NEW DELHI: The Karnataka government has told the Supreme Court that it took a conscious decision to discontinue the reservation on the sole basis of religion for Muslim community since it is unconstitutional and contrary to the mandate of Article 14 to 16 of the Constitution of India.
Providing reservation to the community as a whole would be against the principles of social justice and secularism, it contended.
"Merely because reservations have been provided in the past on the basis of religion, it is no ground to continue the same for perpetuity, more so when it is on the basis of an unconstitutional principle," it said.
The Karnataka government also pointed out the groups within the Muslim Community who were found to be backward and found mention in Group I of the 2002 reservation order continue to enjoy the benefits of reservation.
"The power to classify a group of citizens as Socially and Educationally Backward Class (SEBC) has to be constitutionally exercised in accordance with the provisions of Articles 14, 15 and 16 of the Constitution. Assuming for the moment that any of the commissions had recommended for the inclusion of Muslims as Backward castes, the same does not denude the power of the State Government to take a decision in accordance with law," it said.
In a written response to the plea challenging the validity of its March 27 order, the state government said the power thereunder is a constitutionally conferred power conferred upon the State Government to provide for protection to the Backward Classes. The States powers under Article 16 has been discussed in Indira Sawhney case (1992 Mandal Commission).
"The exercise of power to provide for reservations emanate from Articles 15 and 16 and the same can be done by executive instructions which amounts to Law within the meaning of Article 13 of the Constitution," it said.
The reservation can be provided to the Socially and Educationally backward classes in society who have historically deprived and discriminated against. "The same cannot be equated with an entire religion," it said.
"It is verily believed that there is no reservation given to Muslim community on the basis of religion as a whole in the Central List. Even throughout the country, it is believed verily, except State of Kerala, there is no state that provides for reservation for the Muslim community as a whole," the state government said.
There are various communities from the Muslim religion who are included in the SEBC which also continues to be the case in Karnataka. As such, the same in itself shows that the reservation solely on the basis of religion is not the practice followed anywhere in the country except Kerala and in the State of Karnataka, till recently, it added.
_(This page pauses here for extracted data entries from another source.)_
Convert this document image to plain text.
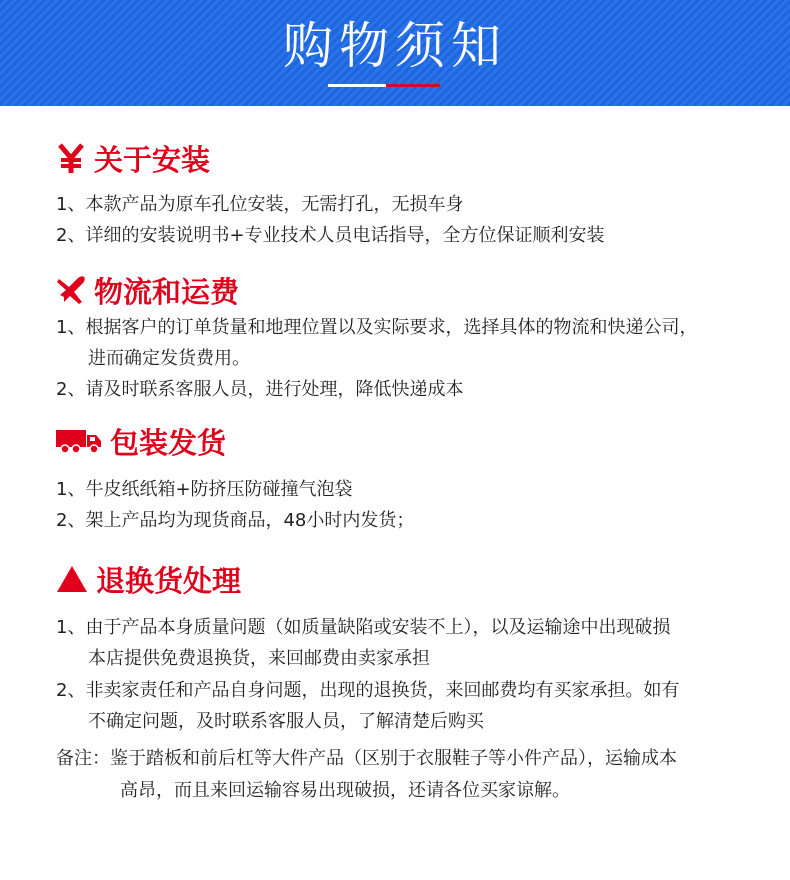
购物须知
关于安装
1、本款产品为原车孔位安装，无需打孔，无损车身
2、详细的安装说明书+专业技术人员电话指导，全方位保证顺利安装
物流和运费
1、根据客户的订单货量和地理位置以及实际要求，选择具体的物流和快递公司，
进而确定发货费用。
2、请及时联系客服人员，进行处理，降低快递成本
包装发货
1、牛皮纸纸箱+防挤压防碰撞气泡袋
2、架上产品均为现货商品，48小时内发货；
退换货处理
1、由于产品本身质量问题（如质量缺陷或安装不上），以及运输途中出现破损
本店提供免费退换货，来回邮费由卖家承担
2、非卖家责任和产品自身问题，出现的退换货，来回邮费均有买家承担。如有
不确定问题，及时联系客服人员，了解清楚后购买
备注：鉴于踏板和前后杠等大件产品（区别于衣服鞋子等小件产品），运输成本
高昂，而且来回运输容易出现破损，还请各位买家谅解。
"Reservation solely on the basis of religion is also contrary to the principles of Social Justice. The concept of social justice aims to protect those who are deprived and discriminated against within the society. Including within the said ambit an entire religion would be an antithesis to the concept of social justice and the ethos of the Constitution. Therefore reservation cannot be extended to any community on the sole basis of religion," it said.
The provision of reservation on the basis of religion would also be contrary to the concept of secularism, besides being violative of right to equality and non discrimination on the basis of race, religion, caste, gender etc, it added.
The state government further said the issue of reservations has anyway undergone a radical shift with the introduction of reservation on the basis of economic criteria (EWS) by virtue of the 103rd Amendment. It is pertinent to state that the said amendment has been upheld by this Court in Janhit Abhiyan Vs Union of India, (2022). Therefore, the Muslim community suffers no prejudice as they can avail the benefit of EWS reservation which is 10%.
In the case of Andhra Pradesh, the Supreme Court permitted the reservation for only limited identifiable communities amongst Muslims and not the entire religion, it pointed out.
"This is a critical point of difference between Andhra Pradesh and Karnataka and the petitioners are misleading that this court has continued a purely religion-based reservation," it said.
The state government also said that the grant of reservations in a state and redistribution thereof is purely an executive function.
"The petitioners herein have sought to give a colour to the exercise in question which is completely baseless. The timing of the decision, etc are immaterial without the petitioners clearly demonstrating that the reservation on the basis of religion is constitutional and permissible," it said.
"The present proceedings are misconceived, devoid of any merits and therefore, the present petition merits to be dismissed on these grounds alone," the state government said.
Opposing the grant of any interim relief, the state government also said the petitioners directly approached the Supreme Court without filing a plea before the High Court, even as its March 27 order was passed in persuance of the High Court's order on March 23.
"As far as the reservation solely on the basis of religion is concerned, it is humbly submitted that the same is not justified. It is stated that three Backward Classes Commission Report may be material in this respect," it further said.
The initial inclusion of Muslim community into the category of other backward classes in 1979 was contrary to the recommendations of the first backward class commission headed by L G Havanur. The said inclusion has thereafter been continued subsequently primarily on the ground of economic backwardness. It is pertinent to state that the constitutional scheme at that stage did not contemplate reservations to economically weaker sections, it said.